Karena kita sudah mengatur gaya diagram, kita dapat membuat diagram scatter lagi:

setosa = iris[iris['class'] =='setosa']
versicolor = iris[iris['class'] =='versicolor']
virginica = iris[iris['class'] =='virginica']

setosa_sc = plt.scatter(setosa['sepal length'], setosa['sepal width'], marker='o', color='b')
versicolor_sc = plt.scatter(versicolor['sepal length'], versicolor['sepal width'], marker='x', color='g')
virginica_sc = plt.scatter(virginica['sepal length'], virginica['sepal width'], marker='v', color='k')

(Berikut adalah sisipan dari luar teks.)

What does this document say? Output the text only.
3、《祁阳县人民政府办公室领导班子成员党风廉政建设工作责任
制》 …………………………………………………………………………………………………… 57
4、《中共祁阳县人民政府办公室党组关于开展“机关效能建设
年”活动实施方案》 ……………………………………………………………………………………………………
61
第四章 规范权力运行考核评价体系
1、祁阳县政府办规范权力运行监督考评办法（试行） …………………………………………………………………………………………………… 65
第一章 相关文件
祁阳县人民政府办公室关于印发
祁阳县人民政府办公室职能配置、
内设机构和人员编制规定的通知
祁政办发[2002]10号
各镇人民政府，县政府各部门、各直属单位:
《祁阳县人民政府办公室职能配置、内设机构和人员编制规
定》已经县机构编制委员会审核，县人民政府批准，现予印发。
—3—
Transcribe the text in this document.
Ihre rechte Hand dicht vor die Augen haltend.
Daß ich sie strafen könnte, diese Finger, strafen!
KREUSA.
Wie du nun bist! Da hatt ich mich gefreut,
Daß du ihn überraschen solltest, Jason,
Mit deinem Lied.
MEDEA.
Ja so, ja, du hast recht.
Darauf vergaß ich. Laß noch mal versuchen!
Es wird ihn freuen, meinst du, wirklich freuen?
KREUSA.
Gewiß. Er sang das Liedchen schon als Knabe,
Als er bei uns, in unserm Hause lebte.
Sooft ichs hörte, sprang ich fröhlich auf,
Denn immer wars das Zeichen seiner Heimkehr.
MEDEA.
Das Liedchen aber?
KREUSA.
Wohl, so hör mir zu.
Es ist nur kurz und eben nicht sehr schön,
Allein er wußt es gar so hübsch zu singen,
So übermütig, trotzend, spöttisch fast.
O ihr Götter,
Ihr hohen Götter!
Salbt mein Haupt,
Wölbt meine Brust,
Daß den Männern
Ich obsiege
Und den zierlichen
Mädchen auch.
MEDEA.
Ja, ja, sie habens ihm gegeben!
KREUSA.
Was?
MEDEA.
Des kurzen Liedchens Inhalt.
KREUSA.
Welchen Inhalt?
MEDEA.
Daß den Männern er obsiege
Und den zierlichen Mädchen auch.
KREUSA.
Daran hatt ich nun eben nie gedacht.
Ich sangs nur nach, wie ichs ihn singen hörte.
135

plt.legend((setosa_sc, versicolor_sc, virginica_sc), ('setosa', 'versicolor', 'virginica'), loc='upper left')
plt.grid(True)

plt.xlabel("Sepal Length")
plt.ylabel("Sepal Width")

plt.title("Iris Dataset", fontsize=20)

Mengatur Ukuran Diagram

Kita dapat mengatur ukuran diagram dengan menggunakan rcParams:

plt.rcParams["figure.figsize"] = (3, 3) # Set size to (3, 3)

Dengan demikian, kita telah melakukan analisis dataset Iris dengan Python dan Matplotlib. Kita dapat melihat distribusi data sepal length dan sepal width untuk tiap spesies iris, serta membuat diagram scatter untuk memvisualkan hubungan antara dua variabel tersebut.